Much like the grand house it revolves around, Arcadia is built on reassuringly sturdy foundations. It’s set across two time periods: the dawn of the 19th century, and the present day (1993, at Stoppard’s time of writing). In the Romantic past, Ada Lovelace-esque teenage maths prodigy Thomasina is attempting to find formulas that do justice to nature’s infinite complexity – Isis Hainsworth beautifully captures the impetuous enthusiasms of a 13-year-old who’s simultaneously smarter than scientists twice her age, and whimsical enough to be convinced she’ll marry Lord Byron some day soon. Her brilliant tutor Septimus Hodge (Seamus Dillane) spurs her to new intellectual heights with the promise of an extra spoonful of jam on her rice pudding. But he’s somewhat distracted by the prospect of a duel with poet Ezra Chater (Matthew Steer), following some romantic indiscretions in the manor’s gazebo.
Perhaps inevitably, the more modern scenes are less juicy. Historical writer Hannah is attempting to convince the world of her thesis that the Romantic era represents the depressing deterioration of the grandeur of the Enlightenment. And as she plunders this country house’s archives for evidence, she crosses paths with gossip-hungry scholar Bernard, who’s become ill-advisedly convinced that Byron committed a scandalous murder on its grounds. Prasanna Puwanarajah is hilariously unsavoury as this ponytailed pervert, celebrating each fresh “discovery” with an unwelcome kiss on Hannah’s lips. But in Cracknell’s hands, these cynically painted scenes sometimes drag a little; the archetype of a sexually repressed feminist author arguably sits less well with 21st-century audiences than it did in Stoppard’s heyday.

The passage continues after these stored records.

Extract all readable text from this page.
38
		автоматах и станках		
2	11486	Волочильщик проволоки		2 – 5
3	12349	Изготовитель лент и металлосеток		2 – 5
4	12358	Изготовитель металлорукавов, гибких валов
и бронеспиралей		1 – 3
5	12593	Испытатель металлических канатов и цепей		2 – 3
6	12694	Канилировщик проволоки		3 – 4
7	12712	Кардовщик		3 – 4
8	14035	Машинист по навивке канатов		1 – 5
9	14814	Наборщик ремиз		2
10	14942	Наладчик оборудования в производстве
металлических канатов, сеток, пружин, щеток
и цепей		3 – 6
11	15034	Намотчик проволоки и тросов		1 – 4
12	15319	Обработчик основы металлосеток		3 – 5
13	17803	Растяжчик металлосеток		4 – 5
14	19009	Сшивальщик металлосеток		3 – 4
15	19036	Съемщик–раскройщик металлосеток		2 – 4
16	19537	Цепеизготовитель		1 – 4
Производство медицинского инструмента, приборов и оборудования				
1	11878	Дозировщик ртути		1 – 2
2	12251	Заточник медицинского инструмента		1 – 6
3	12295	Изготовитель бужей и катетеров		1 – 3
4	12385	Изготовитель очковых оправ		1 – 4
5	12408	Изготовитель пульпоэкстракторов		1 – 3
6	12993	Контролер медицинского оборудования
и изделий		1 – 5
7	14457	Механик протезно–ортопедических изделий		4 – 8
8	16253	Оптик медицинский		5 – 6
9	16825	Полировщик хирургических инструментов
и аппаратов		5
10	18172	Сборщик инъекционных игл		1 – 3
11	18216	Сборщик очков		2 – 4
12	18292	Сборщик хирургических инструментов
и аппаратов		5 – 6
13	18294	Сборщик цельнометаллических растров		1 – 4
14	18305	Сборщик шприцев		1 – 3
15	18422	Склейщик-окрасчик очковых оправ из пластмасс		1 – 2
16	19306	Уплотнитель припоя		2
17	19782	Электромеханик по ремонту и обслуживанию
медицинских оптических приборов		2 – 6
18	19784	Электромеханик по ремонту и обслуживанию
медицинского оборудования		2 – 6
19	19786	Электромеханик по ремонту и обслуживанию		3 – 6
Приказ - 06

Still, what Cracknell’s staging excels at is weaving together past and present. Designer Alex Eales has turned the Old Vic into an intricate miniature galaxy, with a revolving set whose rings let the cast orbit each other like planetary bodies. There’s a beautiful naturalness to the way that their paths seem set for collision but never quite meet – leaving historical mysteries forever unsolved. In one moving, agonising moment, Septimus burns a letter from Byron without even opening it, sacrificing knowledge in favour of proving a point to the woman he’s obsessed with.
Stoppard shows us the power of learning so clearly here, in his characters’ passionate, ahead-of-their-era speeches on algorithms or the nature of time. But he also shows us all the things that hold us back from it: lust, arrogance, and the sheer randomness of fate. Spending an evening at Arcadia is sometimes like being educated by a brilliant, modestly conservative lecturer who uses the hot sauce of sex to get us eating up material that could be stodgy in other hands. Then, gradually, this play starts to feel as well as think, building to a heartbreaking ending that shows how easily passion and knowledge can burn away to nothing.